Now that we have loaded the data with pandas, and that we can select any part of the lipid, we can use the matplotlib module to make a nice plot. For example, we can plot the order parameter of the palmitoyl chain.
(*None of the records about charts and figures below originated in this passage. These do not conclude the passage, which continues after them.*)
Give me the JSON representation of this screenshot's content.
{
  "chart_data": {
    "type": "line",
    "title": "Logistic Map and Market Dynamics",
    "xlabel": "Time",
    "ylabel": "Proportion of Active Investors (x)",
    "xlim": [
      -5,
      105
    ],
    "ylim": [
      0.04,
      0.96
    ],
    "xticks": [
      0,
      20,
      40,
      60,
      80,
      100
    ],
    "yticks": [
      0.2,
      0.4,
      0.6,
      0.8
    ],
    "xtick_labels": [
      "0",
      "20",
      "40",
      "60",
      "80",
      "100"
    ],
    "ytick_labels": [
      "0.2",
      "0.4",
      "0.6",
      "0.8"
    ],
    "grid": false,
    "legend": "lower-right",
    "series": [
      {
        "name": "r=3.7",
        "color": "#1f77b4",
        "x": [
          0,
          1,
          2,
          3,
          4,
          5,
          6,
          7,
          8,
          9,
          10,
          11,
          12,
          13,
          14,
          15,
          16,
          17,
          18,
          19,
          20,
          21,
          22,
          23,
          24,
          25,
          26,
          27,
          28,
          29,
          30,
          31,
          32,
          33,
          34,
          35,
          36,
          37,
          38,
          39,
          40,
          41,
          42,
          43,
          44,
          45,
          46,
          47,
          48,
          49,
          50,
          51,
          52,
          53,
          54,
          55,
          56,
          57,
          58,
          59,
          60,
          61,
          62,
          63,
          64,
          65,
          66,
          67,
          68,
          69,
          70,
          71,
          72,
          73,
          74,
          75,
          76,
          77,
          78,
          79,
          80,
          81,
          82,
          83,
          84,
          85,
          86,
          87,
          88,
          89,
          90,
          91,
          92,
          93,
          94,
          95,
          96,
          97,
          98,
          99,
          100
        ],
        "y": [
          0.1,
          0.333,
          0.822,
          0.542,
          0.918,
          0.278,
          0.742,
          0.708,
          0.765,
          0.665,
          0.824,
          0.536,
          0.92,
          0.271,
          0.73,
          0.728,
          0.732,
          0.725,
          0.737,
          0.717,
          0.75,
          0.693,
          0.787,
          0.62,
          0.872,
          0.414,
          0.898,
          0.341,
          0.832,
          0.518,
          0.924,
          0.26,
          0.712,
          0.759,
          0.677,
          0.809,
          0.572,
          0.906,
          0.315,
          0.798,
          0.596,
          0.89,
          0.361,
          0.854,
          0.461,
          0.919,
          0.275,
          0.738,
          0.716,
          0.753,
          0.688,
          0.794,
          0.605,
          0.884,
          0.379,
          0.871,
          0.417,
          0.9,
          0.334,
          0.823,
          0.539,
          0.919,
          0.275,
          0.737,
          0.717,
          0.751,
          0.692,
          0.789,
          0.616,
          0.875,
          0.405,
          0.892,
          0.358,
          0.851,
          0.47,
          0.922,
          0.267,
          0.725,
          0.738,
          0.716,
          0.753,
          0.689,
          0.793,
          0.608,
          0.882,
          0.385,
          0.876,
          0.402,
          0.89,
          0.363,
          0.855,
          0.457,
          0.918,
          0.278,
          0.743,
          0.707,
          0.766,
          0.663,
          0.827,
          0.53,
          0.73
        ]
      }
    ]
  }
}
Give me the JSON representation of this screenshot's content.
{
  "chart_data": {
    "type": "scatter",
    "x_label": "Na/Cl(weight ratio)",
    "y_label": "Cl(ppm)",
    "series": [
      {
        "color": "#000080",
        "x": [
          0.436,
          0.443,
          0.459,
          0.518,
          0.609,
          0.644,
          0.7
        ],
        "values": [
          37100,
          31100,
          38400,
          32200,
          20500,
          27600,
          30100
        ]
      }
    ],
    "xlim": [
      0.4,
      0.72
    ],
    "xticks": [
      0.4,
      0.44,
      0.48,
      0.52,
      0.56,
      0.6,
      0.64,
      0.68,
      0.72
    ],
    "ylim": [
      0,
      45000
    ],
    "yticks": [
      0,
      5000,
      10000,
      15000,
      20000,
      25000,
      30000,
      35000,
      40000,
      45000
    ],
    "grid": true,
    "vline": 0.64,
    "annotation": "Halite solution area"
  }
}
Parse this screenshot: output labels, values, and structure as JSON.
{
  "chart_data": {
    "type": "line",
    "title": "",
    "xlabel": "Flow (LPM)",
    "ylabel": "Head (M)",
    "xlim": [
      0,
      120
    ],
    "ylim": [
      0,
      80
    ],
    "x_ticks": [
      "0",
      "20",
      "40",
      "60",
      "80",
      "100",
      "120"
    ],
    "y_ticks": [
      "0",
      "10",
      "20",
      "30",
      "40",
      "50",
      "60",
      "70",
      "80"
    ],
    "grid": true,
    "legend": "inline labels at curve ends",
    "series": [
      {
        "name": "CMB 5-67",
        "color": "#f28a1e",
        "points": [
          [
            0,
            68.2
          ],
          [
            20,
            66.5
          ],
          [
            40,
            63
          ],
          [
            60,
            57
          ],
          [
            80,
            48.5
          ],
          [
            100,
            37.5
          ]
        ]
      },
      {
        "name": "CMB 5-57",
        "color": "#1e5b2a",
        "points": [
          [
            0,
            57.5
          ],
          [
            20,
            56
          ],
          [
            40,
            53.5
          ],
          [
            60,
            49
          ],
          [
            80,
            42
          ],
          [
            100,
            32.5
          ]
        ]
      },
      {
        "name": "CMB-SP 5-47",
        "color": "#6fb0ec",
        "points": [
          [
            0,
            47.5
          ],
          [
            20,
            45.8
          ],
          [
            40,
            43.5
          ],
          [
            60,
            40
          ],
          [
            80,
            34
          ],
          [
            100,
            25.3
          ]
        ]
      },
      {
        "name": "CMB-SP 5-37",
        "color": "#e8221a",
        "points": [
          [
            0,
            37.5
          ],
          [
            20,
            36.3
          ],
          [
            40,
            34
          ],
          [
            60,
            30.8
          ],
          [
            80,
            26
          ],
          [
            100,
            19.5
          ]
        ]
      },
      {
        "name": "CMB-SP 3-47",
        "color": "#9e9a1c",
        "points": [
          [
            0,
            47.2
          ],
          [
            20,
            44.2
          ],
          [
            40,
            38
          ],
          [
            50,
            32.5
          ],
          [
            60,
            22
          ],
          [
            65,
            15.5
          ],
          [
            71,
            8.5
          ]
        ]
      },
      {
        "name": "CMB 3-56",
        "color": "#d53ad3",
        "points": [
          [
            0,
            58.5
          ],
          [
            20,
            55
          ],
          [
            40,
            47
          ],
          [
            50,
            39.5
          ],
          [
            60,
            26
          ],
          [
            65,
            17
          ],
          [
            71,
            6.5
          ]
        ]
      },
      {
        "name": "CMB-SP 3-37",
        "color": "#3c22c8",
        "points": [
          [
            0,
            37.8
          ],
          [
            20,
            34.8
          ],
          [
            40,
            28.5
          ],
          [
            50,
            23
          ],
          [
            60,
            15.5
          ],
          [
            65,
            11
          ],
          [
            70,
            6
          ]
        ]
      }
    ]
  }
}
Note that we select rows 18 to 45 to show only the first 15 carbons, since we do not want the final CH3 of carbon 16.

[15]:
import numpy as np
import matplotlib.pyplot as plt

OPs = df["OP"].iloc[18:46]

x = np.arange(len(OPs))
plt.scatter(x, -OPs)
plt.xticks(x, df["CH_name"].iloc[18:46], rotation='vertical')
plt.xlabel("C-H name")
plt.ylabel("-S_CH")
plt.title("Order parameter palmitoyl chain, Berger POPC")
[15]:
Text(0.5, 1.0, 'Order parameter palmitoyl chain, Berger POPC')
../_images/notebooks_Notebook_01_buildH_calc_OP_29_1.png

Another example with the polar head, on the alpha beta of the choline and glycerol C-Hs.

[16]:
import numpy as np
import matplotlib.pyplot as plt

OPs = df["OP"].iloc[9:18]
STEMs = df["STEM"].iloc[9:18]

# These 2 avoid plotting a line between the points.
lines = {'linestyle': 'None'}
plt.rc('lines', **lines)

x = np.arange(len(OPs))
plt.errorbar(x, -OPs, STEMs, fmt='', marker='.')
plt.xticks(x, df["CH_name"].iloc[9:18], rotation='vertical')
plt.xlabel("C-H name")
plt.ylabel("-S_CH")
plt.title("Order parameter polar head, Berger POPC")
[16]:
Text(0.5, 1.0, 'Order parameter polar head, Berger POPC')
../_images/notebooks_Notebook_01_buildH_calc_OP_31_1.png

Since the error bars are very small, we used marker='.' to draw tiny points. If we use the standard marker='o', the error bars are often not seen because they are smaller than the point itself.

Conclusion#

In this notebook, we showed you how to use buildH to build hydrogens from a united-atom trajectory and calculate the order parameter on it. Then, we showed some convenient use of pandas and matplotlib Python modules to select the data we are interested in and plot the corresponding results.